Currently, many conventional systems and financial services are unable to cater to the needs of the two groups, and as a result these demographics are left largely untapped. This means there is a complete customer segment which can be served by financial services designed specifically for their needs.
The road to financial inclusion entails finding forward facing solutions that can help bridge the gap between consumers and financial institutions.
Several governments have been making headway in this sector. In Saudi Arabia, the Saudi Arabian Monetary Agency (SAMA) has worked towards a better payment infrastructure and an improved economic environment of the country by implementing new and improved financial techniques. One way it has done this is the introduction of prepaid cards as a payment method. Enabled by a SAMA-passed mandate, the prepaid cards solution encourages more non-cash payment methods, improving the payment structure, and also catering to the untapped customer segment.
SAMA also passed a regulation on Payroll Management for the transparency of the labour wages system, where corporations are required to provide transparency in payroll management of their workforce, almost all of which is unbanked. This is another gap where financial inclusion is the best solution.
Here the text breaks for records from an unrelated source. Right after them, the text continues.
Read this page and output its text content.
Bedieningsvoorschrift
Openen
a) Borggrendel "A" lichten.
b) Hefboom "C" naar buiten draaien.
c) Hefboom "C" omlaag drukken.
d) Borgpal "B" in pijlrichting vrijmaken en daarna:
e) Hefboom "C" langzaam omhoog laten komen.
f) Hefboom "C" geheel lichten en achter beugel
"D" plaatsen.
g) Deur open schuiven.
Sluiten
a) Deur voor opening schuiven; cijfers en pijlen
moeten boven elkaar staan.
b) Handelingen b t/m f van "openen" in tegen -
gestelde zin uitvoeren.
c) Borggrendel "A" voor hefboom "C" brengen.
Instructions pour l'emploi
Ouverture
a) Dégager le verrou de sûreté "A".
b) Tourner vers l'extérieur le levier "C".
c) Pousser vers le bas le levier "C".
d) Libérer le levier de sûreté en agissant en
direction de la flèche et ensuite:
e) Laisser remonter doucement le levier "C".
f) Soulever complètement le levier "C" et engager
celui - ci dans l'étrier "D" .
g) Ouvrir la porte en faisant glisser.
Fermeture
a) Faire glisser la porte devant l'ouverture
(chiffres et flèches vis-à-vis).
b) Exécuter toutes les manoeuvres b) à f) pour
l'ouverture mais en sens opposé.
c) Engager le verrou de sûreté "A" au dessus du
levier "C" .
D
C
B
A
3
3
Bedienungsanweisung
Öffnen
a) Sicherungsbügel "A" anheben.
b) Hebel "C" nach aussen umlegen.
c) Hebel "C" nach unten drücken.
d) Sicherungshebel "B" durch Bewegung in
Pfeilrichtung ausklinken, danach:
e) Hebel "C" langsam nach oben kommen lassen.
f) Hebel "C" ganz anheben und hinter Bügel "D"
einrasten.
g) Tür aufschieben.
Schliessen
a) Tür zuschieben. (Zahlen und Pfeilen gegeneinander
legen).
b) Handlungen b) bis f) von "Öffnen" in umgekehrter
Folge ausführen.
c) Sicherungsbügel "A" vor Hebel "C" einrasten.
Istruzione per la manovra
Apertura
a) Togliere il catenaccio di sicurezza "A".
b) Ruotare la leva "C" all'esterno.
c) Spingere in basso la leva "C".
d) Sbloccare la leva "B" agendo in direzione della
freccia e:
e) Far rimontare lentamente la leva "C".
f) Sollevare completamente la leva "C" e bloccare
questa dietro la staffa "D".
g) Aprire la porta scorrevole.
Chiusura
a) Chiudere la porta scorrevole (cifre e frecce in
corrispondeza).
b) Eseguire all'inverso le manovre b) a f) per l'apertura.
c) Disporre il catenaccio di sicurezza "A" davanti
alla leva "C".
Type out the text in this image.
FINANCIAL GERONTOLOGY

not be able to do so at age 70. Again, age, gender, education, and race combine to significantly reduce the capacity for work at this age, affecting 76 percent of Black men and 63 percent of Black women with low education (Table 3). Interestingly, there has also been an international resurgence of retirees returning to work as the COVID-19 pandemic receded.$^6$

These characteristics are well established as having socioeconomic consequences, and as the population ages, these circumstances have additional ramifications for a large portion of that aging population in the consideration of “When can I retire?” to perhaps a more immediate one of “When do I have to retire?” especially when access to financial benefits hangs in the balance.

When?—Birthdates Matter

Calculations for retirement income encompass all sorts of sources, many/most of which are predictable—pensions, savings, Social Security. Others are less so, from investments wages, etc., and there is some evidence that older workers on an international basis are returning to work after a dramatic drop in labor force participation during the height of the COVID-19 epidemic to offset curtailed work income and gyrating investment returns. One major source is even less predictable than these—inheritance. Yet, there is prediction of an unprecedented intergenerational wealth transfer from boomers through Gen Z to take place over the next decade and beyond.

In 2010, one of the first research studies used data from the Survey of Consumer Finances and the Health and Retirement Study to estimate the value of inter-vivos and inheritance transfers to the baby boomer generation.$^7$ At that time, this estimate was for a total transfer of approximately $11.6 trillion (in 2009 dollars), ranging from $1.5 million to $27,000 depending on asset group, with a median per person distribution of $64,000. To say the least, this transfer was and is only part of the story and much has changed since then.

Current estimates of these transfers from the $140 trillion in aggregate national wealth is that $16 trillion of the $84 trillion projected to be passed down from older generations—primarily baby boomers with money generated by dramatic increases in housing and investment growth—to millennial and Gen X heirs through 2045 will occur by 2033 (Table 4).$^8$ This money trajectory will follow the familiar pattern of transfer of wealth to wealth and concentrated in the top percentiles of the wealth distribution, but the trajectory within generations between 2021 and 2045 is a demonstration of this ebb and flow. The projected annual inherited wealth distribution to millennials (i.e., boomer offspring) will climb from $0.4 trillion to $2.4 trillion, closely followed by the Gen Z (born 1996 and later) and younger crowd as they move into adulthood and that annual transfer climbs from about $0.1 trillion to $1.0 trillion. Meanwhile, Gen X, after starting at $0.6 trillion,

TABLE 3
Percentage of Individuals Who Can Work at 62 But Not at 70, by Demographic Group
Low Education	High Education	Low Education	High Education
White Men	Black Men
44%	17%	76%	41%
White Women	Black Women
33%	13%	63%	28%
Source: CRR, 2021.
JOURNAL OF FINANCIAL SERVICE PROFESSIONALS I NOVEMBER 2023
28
Looking to the rest of the region, the UAE Banks Federation (UBF) is set to launch a mobile wallet, pending final approval from the Central Bank. The UAE mWallet project represents the financial component of the UAE’s Smart Government initiative, to enhance capabilities for smart phones and other digital services to be used for cashless purchases, as well as a means to store and transfer money. The key objective of this project is to make banking more inclusive and provide financial services to the unbaked segment of the populations
With innovations in the banking sector emerging to make this a viable option for the region’s financial institutes, we’re starting to see a clearer road to financial inclusion. Steps are being taken that streamline and simplify salaries, payments, remittances, and daily transactions through automated payroll management and wage disbursement. Another important change is the enhanced strength of the payment structure in a country, with a significant number of people taking advantage of the financial framework who previously did not factor into the equation.
If companies take up innovations and methods such as prepaid cards, then the unbanked sector, both financially excluded and financially underserved, who work with the traditional ways of saving and spending can participate in the modern methods of payments. This strengthens the economy as a whole with a more robust payment structure, but in regional countries with significant numbers of expats, there is an improvement in people’s lives as they can send remittances home with greater ease.
We have always believed in bringing change by working to a “forward philosophy” and the governments in the Gulf are beginning to deliver through similar approaches. But the banking sector needs to embrace the same ethos to ensure the region makes robust progress down the road to financial inclusion for many or the Gulf’s residents, opening them up to the efficacy of modern banking and adding value to consumers’ lives.